折れ線のクラス SGElementGroupLine におけるバグでした。
折れ線を構成する各線分には、それが有効であるか無効であるかのフラグを持たせています。上記のクラスでは、折れ線の一部を構成する線分をマウスでクリックしたときに、その線分が有効であれば、折れ線全体を選択状態に設定するという処理を行っています。
軸を対数スケールにした場合、例示したデータのように一部が欠けることがあり、そのような場合には該当する線分を非表示にするとともに、フラグを無効に設定しています。しかし、軸をリニアに設定したときに、全ての線分を有効に設定するという処理を忘れていたため、対数スケールで一度は無効に設定した線分を再び画面上に再表示したとき、その線分をマウスでクリックした場合でも無効と判定され、結果的に折れ線の選択処理が行われていませんでした。
尚、クリックに反応しないということは、左シングルクリックによる選択のみならず、ダブルクリックによるプロパティダイアログの表示や、右クリックによるポップアップメニューの表示も出来ないということです。
対策として、軸をリニアに設定したときには、全ての線分を有効にするという処理を付け加えました。これにより、軸のスケールに関わらず、画面上に表示されている全ての線分に対して、マウスクリックが有効となります。
修正したソースコードはCVSにコミット済みです。
バージョン 2.0.0 のリリースに伴い close します。
軸のスケールを対数に設定した後で再びリニアに戻すと、折れ線の一部をマウスでクリックしても、折れ線データ全体を選択できなくなる。
以下に再現方法を示す。
1.下記のデータを読み込ませて、スカラー型XYの折れ線グラフを表示する。
折れ線上の任意の線分をマウスでクリックすると、折れ線全体が選択されて、折れ線上にアンカーが表示されることを確認する。

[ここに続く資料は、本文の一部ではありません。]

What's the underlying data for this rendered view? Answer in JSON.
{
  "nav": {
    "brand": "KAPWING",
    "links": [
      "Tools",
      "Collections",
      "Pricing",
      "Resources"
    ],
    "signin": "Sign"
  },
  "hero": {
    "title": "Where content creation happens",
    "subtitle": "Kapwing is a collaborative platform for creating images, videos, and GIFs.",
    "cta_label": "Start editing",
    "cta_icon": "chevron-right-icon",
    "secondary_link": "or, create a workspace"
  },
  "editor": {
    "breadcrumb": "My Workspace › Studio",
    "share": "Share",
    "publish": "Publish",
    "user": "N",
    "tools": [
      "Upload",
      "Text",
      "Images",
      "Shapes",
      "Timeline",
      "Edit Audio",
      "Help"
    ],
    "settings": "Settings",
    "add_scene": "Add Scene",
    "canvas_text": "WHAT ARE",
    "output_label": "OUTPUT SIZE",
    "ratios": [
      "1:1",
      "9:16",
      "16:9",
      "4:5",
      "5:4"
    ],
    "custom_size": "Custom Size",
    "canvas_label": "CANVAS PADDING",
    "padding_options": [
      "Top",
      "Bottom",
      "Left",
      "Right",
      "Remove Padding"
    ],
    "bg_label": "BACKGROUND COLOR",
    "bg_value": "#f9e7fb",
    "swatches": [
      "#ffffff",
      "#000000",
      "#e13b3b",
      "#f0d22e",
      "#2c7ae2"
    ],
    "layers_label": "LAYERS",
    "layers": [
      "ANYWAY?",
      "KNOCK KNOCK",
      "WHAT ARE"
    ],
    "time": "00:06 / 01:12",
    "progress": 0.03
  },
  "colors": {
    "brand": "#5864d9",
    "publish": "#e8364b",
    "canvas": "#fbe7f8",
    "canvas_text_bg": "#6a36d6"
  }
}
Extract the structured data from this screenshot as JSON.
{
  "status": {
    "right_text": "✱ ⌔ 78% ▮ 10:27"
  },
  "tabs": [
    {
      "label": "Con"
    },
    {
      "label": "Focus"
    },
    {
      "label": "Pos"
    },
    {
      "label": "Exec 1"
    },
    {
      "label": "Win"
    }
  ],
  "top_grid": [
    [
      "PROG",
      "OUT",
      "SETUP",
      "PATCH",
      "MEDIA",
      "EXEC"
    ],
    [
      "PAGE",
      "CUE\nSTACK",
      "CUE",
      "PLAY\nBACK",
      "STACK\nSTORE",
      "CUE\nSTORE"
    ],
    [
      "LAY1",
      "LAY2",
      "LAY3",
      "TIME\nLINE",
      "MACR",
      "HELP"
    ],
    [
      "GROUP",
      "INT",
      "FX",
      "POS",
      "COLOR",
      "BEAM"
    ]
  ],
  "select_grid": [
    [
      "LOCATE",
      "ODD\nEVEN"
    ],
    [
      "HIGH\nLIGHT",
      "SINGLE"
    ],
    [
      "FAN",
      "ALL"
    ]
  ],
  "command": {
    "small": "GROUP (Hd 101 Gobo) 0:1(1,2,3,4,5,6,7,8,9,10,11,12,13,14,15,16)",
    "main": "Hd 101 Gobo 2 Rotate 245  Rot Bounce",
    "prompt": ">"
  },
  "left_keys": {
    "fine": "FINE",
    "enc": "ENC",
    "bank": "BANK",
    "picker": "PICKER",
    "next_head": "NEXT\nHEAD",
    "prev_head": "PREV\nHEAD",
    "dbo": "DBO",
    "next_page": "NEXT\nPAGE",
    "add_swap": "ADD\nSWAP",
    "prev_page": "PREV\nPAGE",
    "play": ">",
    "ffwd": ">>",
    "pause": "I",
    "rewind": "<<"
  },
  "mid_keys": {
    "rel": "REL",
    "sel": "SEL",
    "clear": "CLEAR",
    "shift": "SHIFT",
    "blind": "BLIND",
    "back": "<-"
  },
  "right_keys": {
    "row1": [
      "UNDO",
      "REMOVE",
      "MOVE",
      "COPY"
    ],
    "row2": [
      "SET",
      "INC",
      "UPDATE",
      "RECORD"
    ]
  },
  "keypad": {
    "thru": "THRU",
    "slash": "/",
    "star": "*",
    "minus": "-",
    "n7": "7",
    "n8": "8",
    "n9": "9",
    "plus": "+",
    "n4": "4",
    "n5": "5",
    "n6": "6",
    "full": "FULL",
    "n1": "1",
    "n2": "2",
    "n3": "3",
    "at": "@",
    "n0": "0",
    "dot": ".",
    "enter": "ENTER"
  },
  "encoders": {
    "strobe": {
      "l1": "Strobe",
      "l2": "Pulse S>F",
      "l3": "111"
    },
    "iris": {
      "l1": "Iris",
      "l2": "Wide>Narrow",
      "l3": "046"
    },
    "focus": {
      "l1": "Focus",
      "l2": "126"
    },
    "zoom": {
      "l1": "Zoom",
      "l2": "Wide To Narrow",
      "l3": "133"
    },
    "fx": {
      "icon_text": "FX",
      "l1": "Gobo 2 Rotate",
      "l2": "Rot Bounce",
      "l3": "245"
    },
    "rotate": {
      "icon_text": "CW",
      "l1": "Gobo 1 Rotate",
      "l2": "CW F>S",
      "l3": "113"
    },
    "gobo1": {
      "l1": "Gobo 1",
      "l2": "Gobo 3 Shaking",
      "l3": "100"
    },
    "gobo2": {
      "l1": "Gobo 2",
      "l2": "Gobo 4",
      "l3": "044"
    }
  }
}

2.Y軸のプロパティダイアログを表示して、Y軸のスケールを対数に変更する。
この操作により、上記データのX値の範囲 [3.0, 5.0] の間に存在する2本の線分は、その一部のY座標が負となるため、
画面上には表示されなくなる。
尚、このときも、画面上に表示されている線分をマウスでクリックすることで、折れ線全体が選択されてアンカーが
表示されることを確認する。
3.再びY軸のプロパティダイアログを表示して、Y軸のスケールをリニアに変更する。
この操作により、過程1の状態と同じように、折れ線の全ての線分が表示されることになる。
4.画面上に表示されている線分のうち、X値の範囲 [3.0, 5.0] の間に存在する2本の線分のいずれかをマウスでクリック
すると、画面上には線分が表示されているにも関わらず、折れ線全体が選択されない。